Review Summary: Son, I am disappoint.
Perhaps somewhat outrageously, I have listened to The Lonely Island’s debut
Incredibad more times than
Loveless or
Exile on Main St. or any Velvet Underground album.
Incredibad does not, of course, suggest the kind of timeless, life-changing/affirming power that these other albums do, yet it is miraculously compelling; an unparalleled marriage of top-notch comedy and musical accomplishment. The ecstatic highs of singles “I’m on a Boat” and “Boombox” harmonize with brilliant album cuts like “Santana DVX” and “Dreamgirl”. It is ridiculously funny and, perhaps more importantly, incredibly listenable.
For over two years I have awaited the return of the The Lonely Island, and here it is:
Turtleneck & Chain. This is, yes, the same trio of wacky dudes making professional beats and irreverent rhymes. But I am not appeased.
Turtleneck & Chain is a surprisingly remarkable step down from their debut that fails to recapture almost any of the same magic. Where
Incredibad soared (namely in originality and musical longevity),
Turtleneck & Chain falters. Many of the album's ideas seem underdeveloped and flat, and entire songs (which seemed unintended for album placement) from months or even years ago have been re-hashed.
One of the greatest things about
Incredibad is that the music transcends the need for visual accompaniment: the absurdly imaginative “Like a Boss” just works better when the images are devised in the listener’s mind; the outstanding title track didn’t even result in a video. On
Turtleneck & Chain, Samberg’s “So many things to throw on the ground: like this, and this, and that and even this!” simply doesn’t make sense when separated from the original digital short “On the Ground”. “I Just Had Sex” is similarly less successful without its epic video.

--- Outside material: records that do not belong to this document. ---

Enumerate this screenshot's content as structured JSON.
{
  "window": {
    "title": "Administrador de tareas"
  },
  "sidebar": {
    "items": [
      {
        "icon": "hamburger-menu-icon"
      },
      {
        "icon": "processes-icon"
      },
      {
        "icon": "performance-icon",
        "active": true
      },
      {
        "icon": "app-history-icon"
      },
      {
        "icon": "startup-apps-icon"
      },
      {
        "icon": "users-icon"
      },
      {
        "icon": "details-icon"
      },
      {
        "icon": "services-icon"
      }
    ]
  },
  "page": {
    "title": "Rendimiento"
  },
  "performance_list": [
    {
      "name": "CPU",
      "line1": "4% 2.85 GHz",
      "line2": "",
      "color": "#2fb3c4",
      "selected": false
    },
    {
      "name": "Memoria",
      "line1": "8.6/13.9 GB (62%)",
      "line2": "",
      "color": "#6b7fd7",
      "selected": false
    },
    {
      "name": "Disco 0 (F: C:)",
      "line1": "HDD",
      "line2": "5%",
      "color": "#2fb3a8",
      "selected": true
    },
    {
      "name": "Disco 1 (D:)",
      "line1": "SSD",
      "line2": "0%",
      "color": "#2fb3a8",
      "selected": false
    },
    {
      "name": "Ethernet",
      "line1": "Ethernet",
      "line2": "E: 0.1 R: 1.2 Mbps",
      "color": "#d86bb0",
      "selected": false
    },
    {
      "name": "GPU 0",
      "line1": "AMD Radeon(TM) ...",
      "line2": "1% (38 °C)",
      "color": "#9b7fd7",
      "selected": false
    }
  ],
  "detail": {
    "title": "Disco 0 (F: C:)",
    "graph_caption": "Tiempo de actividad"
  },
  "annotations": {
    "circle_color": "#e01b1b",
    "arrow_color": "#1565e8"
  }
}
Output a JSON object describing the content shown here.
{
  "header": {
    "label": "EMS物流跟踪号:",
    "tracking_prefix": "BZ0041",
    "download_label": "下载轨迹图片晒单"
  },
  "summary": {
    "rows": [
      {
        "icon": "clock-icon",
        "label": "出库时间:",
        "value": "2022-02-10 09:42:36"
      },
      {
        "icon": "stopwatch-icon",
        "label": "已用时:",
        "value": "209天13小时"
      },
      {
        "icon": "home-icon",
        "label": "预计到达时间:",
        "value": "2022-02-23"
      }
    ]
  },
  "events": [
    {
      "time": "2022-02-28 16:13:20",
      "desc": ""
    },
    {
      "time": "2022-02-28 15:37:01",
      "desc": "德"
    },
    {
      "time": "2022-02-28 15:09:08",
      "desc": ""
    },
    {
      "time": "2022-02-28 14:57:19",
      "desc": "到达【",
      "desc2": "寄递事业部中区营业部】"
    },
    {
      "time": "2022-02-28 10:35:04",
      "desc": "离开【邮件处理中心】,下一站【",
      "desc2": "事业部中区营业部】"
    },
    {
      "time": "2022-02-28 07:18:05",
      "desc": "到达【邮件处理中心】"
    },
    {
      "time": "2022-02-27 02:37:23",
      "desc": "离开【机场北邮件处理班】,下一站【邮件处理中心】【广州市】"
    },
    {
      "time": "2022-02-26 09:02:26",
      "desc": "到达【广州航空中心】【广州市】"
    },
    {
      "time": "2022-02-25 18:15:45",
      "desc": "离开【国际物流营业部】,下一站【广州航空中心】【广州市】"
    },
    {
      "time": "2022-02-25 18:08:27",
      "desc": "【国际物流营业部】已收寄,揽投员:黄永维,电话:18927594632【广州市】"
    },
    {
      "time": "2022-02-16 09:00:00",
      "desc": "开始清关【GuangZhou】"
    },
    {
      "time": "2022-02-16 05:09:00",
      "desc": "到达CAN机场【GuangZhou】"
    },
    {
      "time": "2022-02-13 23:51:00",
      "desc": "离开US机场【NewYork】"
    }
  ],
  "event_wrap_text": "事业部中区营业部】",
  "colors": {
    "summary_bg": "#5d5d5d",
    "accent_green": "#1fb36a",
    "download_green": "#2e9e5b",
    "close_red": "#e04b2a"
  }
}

One wonders if any serious consideration was taken into removing “Japan” from the album in light of this year’s tragic natural disasters. Even if taste was no issue, the track isn’t funny: the punchline is that no matter what The Lonely Island rap about their label will “[have] to pay for it”, so that they can just dick around while putting no effort into making an actual song, which is exactly what the results sound like.
This is a consistent problem with
Turtleneck & Chain: several tracks simply
aren’t funny. “Shy Ronnie 2” is somehow worse than the already unfunny original; “The Creep” is a failed dance-rap parody with a sub-par Nicki Minaj verse; both “Mama” and “Attracted to Us” manage to beat a simple, stupid idea to death in less than two-and-a-half minutes (the latter featuring Beck, for some reason); the two-year-old “Motherlover” is nothing if not an inferior version of “Dick in a Box”.
There are several notable exceptions that prevent the album from being a total failure: “We’re Back” and “Trouble on Dookie Island” are riveting, energetic and hilarious; “No Homo” and the title track are both genuinely funny and enjoyable. Unfortunately, the album is shockingly uneven and I refuse to believe that this is The Lonely Island doing their best. While they may have “started this fake-rap sh*t”, they’ve done an unconvincing job of keeping it alive.